Where an employee fails to provide the required notice, consideration must be given to the award or contract of the employment to determine whether the employer can take any action against the employee in relation to the notice not provided.
For example, Clause 13 of the Clerks Private Award 2010 provides that if an employee fails to give notice, the employer may withhold the value of the notice not given from any amount to the employee on termination. The amount deducted must not exceed the amount the employee would have been paid under this award in respect of the period of notice required. For example, if Lucy was required to provide 3 weeks' notice, but only provided 1 week, the employer may only withhold the value of 2 weeks' notice (i.e. notice not provided). Further, in the instance where Lucy's contract requires 3 months notice, and she only gives 1 weeks notice, the employer cannot withhold the full 3 months notice. The amount that can be withheld can only be the notice period required under the National Employment Standards.
For non-award covered employees, the National Employment Standards does not allow an employer to withhold notice not given.
Too much notice?
Where an employee provides more notice than required, an employer can either accept the longer notice provided, or reject it.
In the first instance, employers need to read and understand the terms of the employee's resignation. This is important because the terms may not be reasonable or acceptable for the employer.
As a practical example, Shane provides 2 months notice and indicates he will work out the notice. By accepting the notice Shane provides, where the employer does not want him in the workplace for the next 2 months, the employer may be responsible for paying the (longer than necessary) 2 months notice in lieu of Shane working it. The employer can then enter into discussions with Shane to highlight the actual notice period required and that the resignation is accepted on the basis of the actual notice period.
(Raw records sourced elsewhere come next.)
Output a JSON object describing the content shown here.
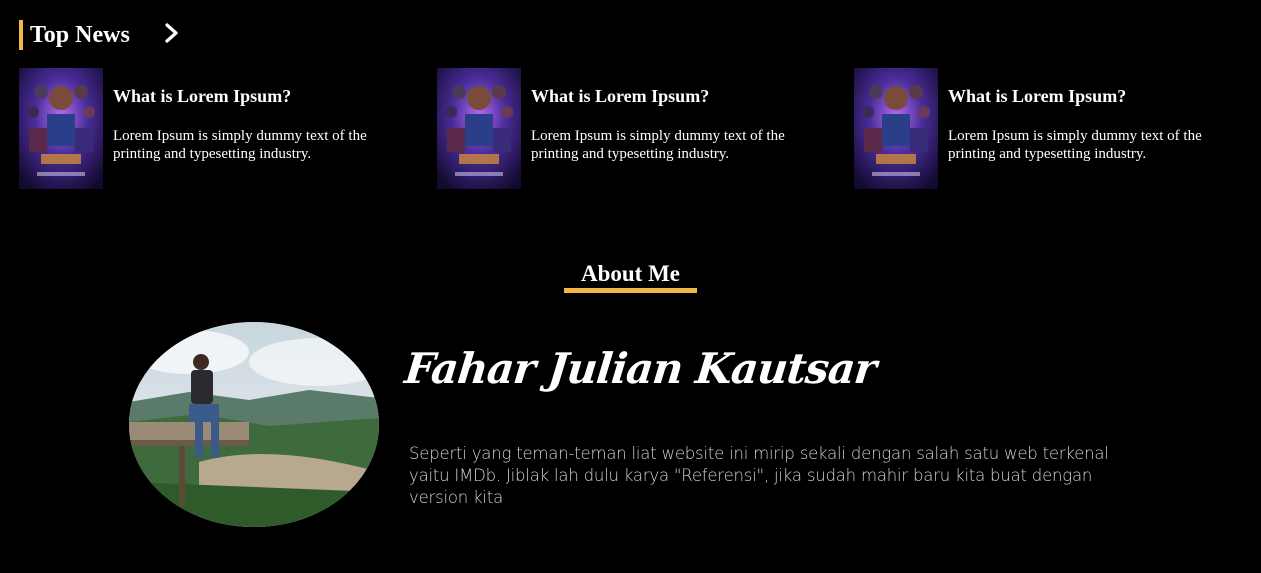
{
  "top_news": {
    "title": "Top News",
    "items": [
      {
        "title": "What is Lorem Ipsum?",
        "body": "Lorem Ipsum is simply dummy text of the printing and typesetting industry."
      },
      {
        "title": "What is Lorem Ipsum?",
        "body": "Lorem Ipsum is simply dummy text of the printing and typesetting industry."
      },
      {
        "title": "What is Lorem Ipsum?",
        "body": "Lorem Ipsum is simply dummy text of the printing and typesetting industry."
      }
    ]
  },
  "about": {
    "title": "About Me",
    "name": "Fahar Julian Kautsar",
    "description": "Seperti yang teman-teman liat website ini mirip sekali dengan salah satu web terkenal yaitu IMDb. Jiblak lah dulu karya \"Referensi\", jika sudah mahir baru kita buat dengan version kita"
  },
  "colors": {
    "background": "#000000",
    "accent": "#f2b744",
    "text": "#ffffff"
  },
  "icons": {
    "next": "chevron-right-icon"
  }
}
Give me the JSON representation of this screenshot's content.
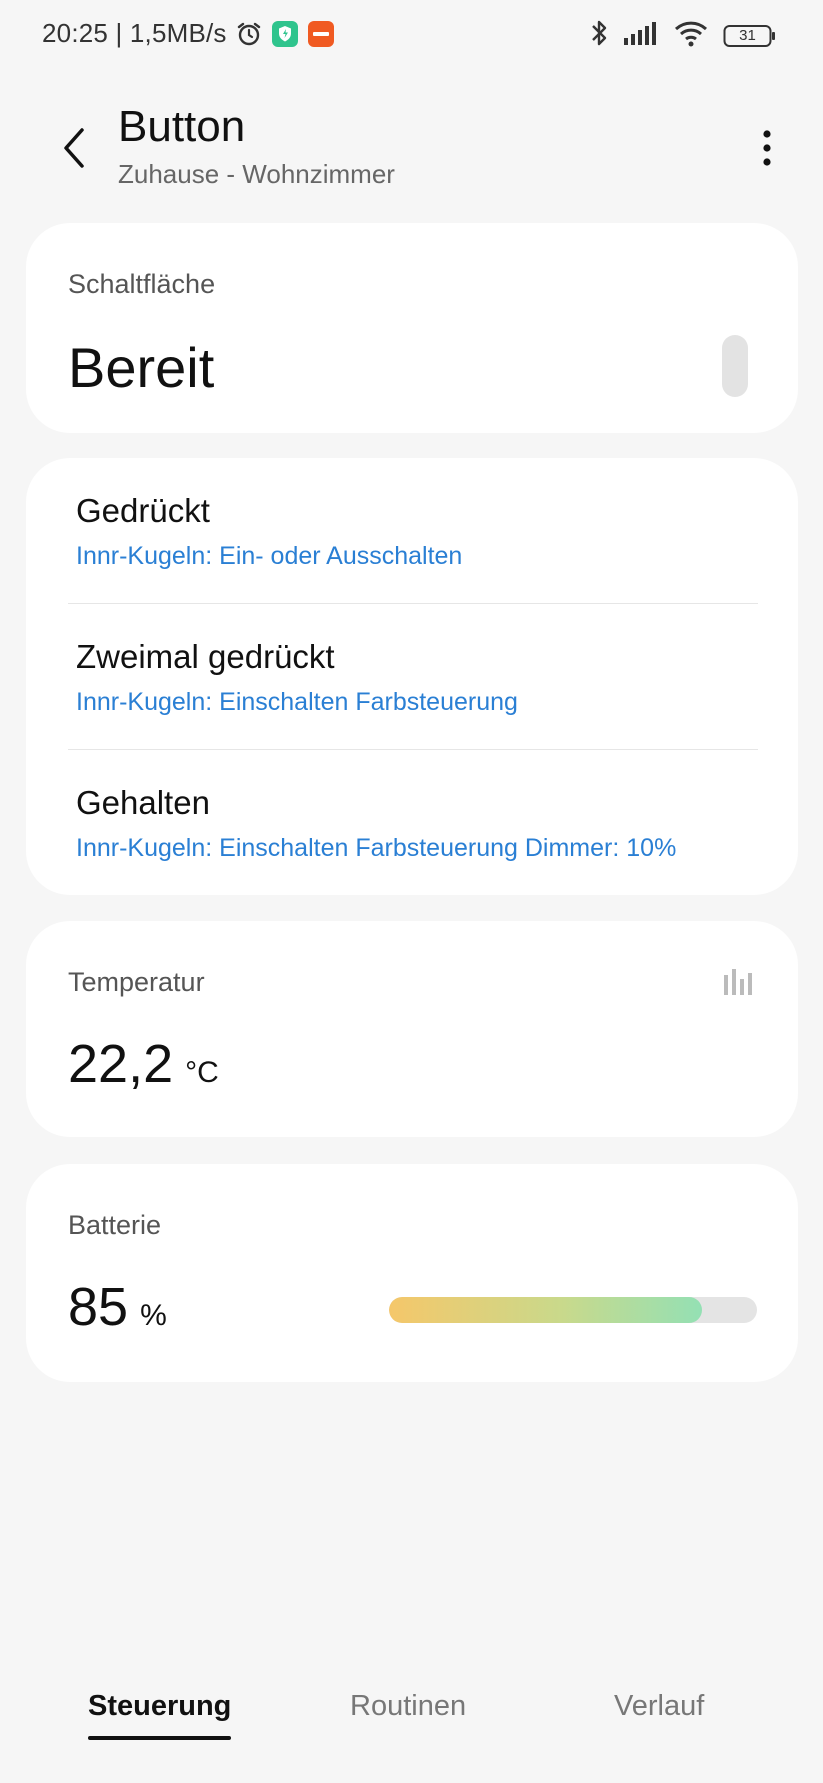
{
  "status_bar": {
    "time_speed": "20:25 | 1,5MB/s",
    "battery": "31",
    "icons": [
      "alarm-icon",
      "shield-app-icon",
      "arte-app-icon",
      "bluetooth-icon",
      "signal-icon",
      "wifi-icon",
      "battery-icon"
    ]
  },
  "header": {
    "title": "Button",
    "subtitle": "Zuhause - Wohnzimmer"
  },
  "button_card": {
    "label": "Schaltfläche",
    "state": "Bereit"
  },
  "actions": [
    {
      "title": "Gedrückt",
      "description": "Innr-Kugeln: Ein- oder Ausschalten"
    },
    {
      "title": "Zweimal gedrückt",
      "description": "Innr-Kugeln: Einschalten Farbsteuerung"
    },
    {
      "title": "Gehalten",
      "description": "Innr-Kugeln: Einschalten Farbsteuerung Dimmer: 10%"
    }
  ],
  "temperature": {
    "label": "Temperatur",
    "value": "22,2",
    "unit": "°C"
  },
  "battery": {
    "label": "Batterie",
    "value": "85",
    "unit": "%",
    "fraction": 0.85
  },
  "tabs": [
    {
      "label": "Steuerung",
      "active": true
    },
    {
      "label": "Routinen",
      "active": false
    },
    {
      "label": "Verlauf",
      "active": false
    }
  ],
  "colors": {
    "link": "#2a7fd4",
    "background": "#f6f6f6",
    "card": "#ffffff"
  }
}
By doing this the employer is notifying the employee that the employer does not want to accept the longer notice period and that the employee should shorten the notice period to the required length (eg in accordance with the industrial instrument and legislation). This revised resignation should be done in writing to avoid confusion. If an employer does not accept the longer notice period, they are essentially rejecting the employee's resignation on its initial terms, and the employee may retract their resignation, only to submit it at a later date with the correct, shorter notice period.